At some point I want to ask you why PC and SP are virtual registers, I understand that FP is synthetic and is SP+some offset, but SP and PC always seem to mean what they say they mean

SP is a pseudo register when used with offsets. a+0(SP), etc

PC is pseudo register when used in jumps,

JMP 2(PC)

ok, that makes sense, especially on intel, but that isn't really a virtual register, the value inside the PC register changes, just the assembler syntesis a label 2 instructions hence, then converts that into ADD offset, PC. I think the term virtual register here is confusing.

it doesn't mean jump to 2 machine instructions (or even 2 bytes) off the current PC, it means jump to the 3rd instruction below.

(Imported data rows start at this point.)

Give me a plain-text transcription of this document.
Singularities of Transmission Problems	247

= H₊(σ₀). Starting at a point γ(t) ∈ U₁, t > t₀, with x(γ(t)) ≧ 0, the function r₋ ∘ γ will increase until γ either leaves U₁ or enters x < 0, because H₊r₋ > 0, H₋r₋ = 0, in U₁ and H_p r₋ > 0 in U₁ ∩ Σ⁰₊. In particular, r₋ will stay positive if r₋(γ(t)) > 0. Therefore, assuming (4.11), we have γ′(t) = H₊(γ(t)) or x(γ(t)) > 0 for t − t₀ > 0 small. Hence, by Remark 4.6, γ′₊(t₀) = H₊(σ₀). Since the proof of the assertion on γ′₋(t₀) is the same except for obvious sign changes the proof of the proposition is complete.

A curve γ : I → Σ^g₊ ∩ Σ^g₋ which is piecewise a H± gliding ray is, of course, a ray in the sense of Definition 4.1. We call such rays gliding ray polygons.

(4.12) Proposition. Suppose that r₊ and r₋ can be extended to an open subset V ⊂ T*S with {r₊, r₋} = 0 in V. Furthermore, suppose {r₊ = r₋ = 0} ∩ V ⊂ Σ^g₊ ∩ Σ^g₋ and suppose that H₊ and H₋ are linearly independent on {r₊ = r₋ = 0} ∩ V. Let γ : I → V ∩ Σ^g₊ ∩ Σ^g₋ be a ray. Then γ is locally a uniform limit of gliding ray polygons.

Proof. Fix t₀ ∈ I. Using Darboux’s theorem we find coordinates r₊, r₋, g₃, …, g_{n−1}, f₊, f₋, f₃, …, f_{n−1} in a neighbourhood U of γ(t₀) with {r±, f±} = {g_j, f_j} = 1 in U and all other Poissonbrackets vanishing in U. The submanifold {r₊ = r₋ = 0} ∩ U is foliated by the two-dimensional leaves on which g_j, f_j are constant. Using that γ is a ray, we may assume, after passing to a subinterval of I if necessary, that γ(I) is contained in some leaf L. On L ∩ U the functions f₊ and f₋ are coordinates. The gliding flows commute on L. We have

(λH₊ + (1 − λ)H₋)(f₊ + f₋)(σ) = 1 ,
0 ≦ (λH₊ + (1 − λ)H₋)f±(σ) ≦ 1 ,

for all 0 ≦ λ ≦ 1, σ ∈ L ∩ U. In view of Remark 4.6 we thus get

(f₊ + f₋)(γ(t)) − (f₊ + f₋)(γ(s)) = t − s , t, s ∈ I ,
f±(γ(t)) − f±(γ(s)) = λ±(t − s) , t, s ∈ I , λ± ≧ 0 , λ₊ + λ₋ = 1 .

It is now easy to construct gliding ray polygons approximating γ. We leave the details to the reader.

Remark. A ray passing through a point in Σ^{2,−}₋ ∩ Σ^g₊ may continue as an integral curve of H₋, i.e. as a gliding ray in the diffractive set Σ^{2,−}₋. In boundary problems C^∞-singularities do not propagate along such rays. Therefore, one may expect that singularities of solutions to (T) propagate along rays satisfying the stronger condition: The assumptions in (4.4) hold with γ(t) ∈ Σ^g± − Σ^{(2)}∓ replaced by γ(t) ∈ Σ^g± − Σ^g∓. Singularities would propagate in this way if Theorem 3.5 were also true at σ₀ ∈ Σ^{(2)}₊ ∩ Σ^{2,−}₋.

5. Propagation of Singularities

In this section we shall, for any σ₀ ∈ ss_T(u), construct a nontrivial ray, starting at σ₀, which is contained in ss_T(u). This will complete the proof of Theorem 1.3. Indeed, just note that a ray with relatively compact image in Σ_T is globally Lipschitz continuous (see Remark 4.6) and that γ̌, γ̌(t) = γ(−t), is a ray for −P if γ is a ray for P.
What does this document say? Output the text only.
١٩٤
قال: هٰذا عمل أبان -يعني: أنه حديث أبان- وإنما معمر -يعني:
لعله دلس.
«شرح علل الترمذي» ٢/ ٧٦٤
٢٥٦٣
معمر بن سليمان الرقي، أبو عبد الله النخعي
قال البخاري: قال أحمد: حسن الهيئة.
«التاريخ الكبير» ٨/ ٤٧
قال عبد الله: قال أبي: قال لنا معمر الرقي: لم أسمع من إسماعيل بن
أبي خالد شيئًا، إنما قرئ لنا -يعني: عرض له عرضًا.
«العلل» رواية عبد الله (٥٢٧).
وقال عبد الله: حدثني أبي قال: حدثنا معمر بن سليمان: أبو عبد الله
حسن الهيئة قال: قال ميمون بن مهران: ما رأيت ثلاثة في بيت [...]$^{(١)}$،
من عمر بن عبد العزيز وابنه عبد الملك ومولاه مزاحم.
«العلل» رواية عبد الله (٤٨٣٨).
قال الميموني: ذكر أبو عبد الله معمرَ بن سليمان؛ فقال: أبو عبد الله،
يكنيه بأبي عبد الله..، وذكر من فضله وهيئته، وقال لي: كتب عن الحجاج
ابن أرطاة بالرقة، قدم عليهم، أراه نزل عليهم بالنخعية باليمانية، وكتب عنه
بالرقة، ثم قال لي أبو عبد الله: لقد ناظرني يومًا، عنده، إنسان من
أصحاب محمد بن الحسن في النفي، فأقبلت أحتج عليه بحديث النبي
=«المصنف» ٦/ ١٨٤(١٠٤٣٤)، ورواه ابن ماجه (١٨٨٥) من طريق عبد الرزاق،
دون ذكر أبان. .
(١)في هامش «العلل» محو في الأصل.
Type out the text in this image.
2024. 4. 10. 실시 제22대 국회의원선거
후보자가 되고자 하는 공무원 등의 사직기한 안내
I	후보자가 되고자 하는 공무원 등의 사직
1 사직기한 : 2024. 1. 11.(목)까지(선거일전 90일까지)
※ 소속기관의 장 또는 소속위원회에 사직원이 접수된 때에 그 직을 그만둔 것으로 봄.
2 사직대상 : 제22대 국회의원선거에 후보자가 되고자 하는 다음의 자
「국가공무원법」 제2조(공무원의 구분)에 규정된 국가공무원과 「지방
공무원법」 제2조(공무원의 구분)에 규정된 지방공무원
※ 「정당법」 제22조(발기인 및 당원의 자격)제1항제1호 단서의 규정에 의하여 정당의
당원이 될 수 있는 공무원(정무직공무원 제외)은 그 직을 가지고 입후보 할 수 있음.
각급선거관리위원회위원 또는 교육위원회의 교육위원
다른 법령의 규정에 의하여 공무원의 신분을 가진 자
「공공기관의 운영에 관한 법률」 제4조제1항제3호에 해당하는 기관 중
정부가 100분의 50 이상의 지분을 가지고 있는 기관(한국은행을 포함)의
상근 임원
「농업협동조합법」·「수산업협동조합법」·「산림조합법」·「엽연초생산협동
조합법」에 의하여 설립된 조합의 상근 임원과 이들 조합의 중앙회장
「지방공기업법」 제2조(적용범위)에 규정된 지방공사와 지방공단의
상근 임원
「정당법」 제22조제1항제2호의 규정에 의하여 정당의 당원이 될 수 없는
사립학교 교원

— Reply to this email directly or view it on GitHub https://github.com/4ad/go/issues/95#issuecomment-74352433.

davecheney avatar Feb 14 '15 01:02 davecheney

I like the idea of differentiating virtual SP from machine SP and from ZR. Disallowing a plain SP, keeping it only for the virtual SP satisfies the first goal. However, I am not too keep on R31 for the machine SP, but I don't have a better suggestion.

4ad avatar Feb 14 '15 10:02 4ad

On 14 February 2015 at 10:03, Aram Hăvărneanu [email protected] wrote:

However, I am not too keep on R31 for the machine SP, but I don't have a better suggestion.

7a already had RSP for the real register

forsyth avatar Feb 14 '15 12:02 forsyth

I missed that. That sounds great.

4ad avatar Feb 14 '15 12:02 4ad

I was bit by this problem again. Basically, each time I see $0(SP), the intent really is $0(RSP).